Although I like to share tidbits, I am typically reserved with what happens in my life especially behind the scenes. I am making this piece as a reflection of my 2020 timeline, making this an exemption (planning pun intended) to my normal lack of sharing.
Things were not very complicated in the beginning of the year. I knew in February that I was going to land a job and be moving somewhere away from home by May. Not too long after, Covid-19 broke out in the states, we were asked to leave campus and head back home. Mind you, this was the week after spring break, with a deadline of March 29 to be out. That deadline was soon pushed forward almost a week cutting my goodbyes, packing time, and moving time to a much shorter 24-hour window. Then came the limited teaching, learning, studying, and applications of trying to accommodate all in-person classes to a different time zone five and a half hours away. I always struggled with online courses, but this was a whole different level of challenges. It did eventually smooth itself over, and whatever difficulties were faced were accommodated with equally struggling professors and their understanding and forgiving flexibility.
Those complications became much deeper when my classmates and I received the news of no more graduation. Yes, I am part of the uniquely adaptive BUPD class of 2020. Unfortunately for us, the only real thing to show for it is our diploma and its sleeve; no photos, no speeches, no last second memories, and no celebratory closures. That is still somewhat of a sore part of this year, but as time continued, it proved that it would not be the worst of it. Cities and firms naturally had closed, shifted budgets, delayed applications, or even been removed positions entirely. This was one thing I had not really planned or expected to happen, especially within the plentiful planning realm.
Yet again, things became more complicated. Enter the Black Lives Matter movement. One thing I believe to have happened is that being confined indoors and plastered to TVs and phones, Americans began to see the issues that people of color (specifically black people) have faced for years. We as planners have the AICP Code of Ethics as our obligation, sure, but to me it goes beyond just the simplicity of a code; it is morals. I found this part of the timeline the most emotionally exhausting, with a constant lingering anxiety for what was next. It was this constant mental battle to try and explain with what education I have gained, to help people see and understand what the black community has faced over the years. How systemic and systematic racism is, and always has been, alive within our country. I continually am frustrated with the world’s lack of empathy, compassion, and understanding, but I am optimistic for change.

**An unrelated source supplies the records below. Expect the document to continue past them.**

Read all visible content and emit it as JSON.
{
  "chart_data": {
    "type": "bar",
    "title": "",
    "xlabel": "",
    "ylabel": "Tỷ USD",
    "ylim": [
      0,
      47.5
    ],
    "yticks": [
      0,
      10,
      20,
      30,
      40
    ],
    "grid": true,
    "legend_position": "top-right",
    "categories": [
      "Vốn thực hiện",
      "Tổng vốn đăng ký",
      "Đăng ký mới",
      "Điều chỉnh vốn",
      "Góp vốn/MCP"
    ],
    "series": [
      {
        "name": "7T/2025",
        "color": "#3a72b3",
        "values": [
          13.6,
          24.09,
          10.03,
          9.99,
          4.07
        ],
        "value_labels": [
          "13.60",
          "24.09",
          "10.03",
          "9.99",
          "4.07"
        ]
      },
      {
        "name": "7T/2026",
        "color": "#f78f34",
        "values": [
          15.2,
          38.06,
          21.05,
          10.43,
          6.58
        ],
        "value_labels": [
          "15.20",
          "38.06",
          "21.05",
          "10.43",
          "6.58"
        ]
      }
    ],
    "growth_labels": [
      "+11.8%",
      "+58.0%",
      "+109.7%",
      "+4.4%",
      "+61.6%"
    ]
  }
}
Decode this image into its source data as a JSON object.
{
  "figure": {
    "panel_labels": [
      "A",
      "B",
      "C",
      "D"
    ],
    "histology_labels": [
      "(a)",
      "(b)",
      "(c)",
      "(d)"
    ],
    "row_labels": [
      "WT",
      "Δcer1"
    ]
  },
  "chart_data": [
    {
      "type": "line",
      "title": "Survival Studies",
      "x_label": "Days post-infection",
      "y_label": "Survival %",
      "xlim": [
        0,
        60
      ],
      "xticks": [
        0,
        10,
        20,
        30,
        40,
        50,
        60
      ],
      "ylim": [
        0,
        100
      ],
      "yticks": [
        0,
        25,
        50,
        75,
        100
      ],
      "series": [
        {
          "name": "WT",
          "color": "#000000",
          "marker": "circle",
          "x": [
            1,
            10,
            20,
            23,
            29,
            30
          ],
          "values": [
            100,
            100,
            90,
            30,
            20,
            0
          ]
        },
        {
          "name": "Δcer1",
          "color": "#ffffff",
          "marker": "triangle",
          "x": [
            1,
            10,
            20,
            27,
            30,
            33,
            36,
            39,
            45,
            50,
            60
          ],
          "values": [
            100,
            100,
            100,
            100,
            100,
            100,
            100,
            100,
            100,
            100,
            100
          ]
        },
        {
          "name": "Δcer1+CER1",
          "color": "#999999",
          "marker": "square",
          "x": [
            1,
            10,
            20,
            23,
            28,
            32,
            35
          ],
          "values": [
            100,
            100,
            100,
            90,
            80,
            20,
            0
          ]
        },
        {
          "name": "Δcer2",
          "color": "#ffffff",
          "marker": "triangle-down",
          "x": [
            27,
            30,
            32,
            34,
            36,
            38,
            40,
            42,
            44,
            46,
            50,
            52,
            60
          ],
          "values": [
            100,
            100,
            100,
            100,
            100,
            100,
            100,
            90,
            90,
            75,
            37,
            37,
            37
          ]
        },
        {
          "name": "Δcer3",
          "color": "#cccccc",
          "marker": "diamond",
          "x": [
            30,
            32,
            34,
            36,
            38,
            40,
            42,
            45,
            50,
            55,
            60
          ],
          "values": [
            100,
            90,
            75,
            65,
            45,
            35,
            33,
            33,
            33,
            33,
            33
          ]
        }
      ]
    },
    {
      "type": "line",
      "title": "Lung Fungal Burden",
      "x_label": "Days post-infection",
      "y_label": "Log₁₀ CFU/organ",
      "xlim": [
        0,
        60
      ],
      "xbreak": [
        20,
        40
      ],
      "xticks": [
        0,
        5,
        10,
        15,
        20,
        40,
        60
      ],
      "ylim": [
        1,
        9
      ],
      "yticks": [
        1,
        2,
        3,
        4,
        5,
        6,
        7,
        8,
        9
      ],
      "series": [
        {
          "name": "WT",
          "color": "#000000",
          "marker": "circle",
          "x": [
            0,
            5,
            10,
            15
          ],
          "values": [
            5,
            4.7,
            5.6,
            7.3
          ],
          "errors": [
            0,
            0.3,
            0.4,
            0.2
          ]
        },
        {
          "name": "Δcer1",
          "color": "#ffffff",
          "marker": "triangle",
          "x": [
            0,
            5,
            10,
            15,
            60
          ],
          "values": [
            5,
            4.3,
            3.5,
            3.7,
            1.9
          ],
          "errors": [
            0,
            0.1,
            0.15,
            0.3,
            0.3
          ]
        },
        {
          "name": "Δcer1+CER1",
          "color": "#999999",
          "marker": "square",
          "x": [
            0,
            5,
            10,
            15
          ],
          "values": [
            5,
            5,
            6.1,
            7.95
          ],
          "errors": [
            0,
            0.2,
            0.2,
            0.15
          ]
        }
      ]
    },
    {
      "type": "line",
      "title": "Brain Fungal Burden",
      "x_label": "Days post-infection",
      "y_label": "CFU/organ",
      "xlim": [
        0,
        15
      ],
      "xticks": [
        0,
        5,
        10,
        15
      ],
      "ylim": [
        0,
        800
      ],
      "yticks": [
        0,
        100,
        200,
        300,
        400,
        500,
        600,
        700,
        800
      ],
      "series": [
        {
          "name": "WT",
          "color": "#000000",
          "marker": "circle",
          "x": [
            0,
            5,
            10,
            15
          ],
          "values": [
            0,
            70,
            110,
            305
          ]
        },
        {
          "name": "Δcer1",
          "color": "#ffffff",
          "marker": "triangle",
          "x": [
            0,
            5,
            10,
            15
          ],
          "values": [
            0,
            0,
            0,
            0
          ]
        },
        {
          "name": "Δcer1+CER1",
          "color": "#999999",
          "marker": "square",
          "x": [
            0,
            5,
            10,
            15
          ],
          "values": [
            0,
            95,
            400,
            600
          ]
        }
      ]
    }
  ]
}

But, again, the year gets even more complicated. In this part of the timeline Covid-19 no longer becomes a news article or TV broadcast, it becomes symptoms, tests, phone calls, hospital stays, and then a funeral. It struck my family quite hard, aunts, uncles, cousins, and unfortunately, a grandfather. A family that cannot hug or be in proximity to one another, but one that must comfort each other with just the looks on our faces. It is not something I would have ever imagined happening in 2020, but it did. Seeing your grieving family and only being able to just watch them, is hard. What is even harder is being unable to attend your own father, uncle, cousin’s funeral because you contracted the virus.
But it gets more complicated. Insert hurricane force winds in the Midwest, insert election propaganda, more discrimination, more racism, more environmental hazards, more natural disasters, rising covid numbers, unemployment, homelessness… oh, and now I became a statistic. I have Covid-19.
In short, 2020 has been complicated.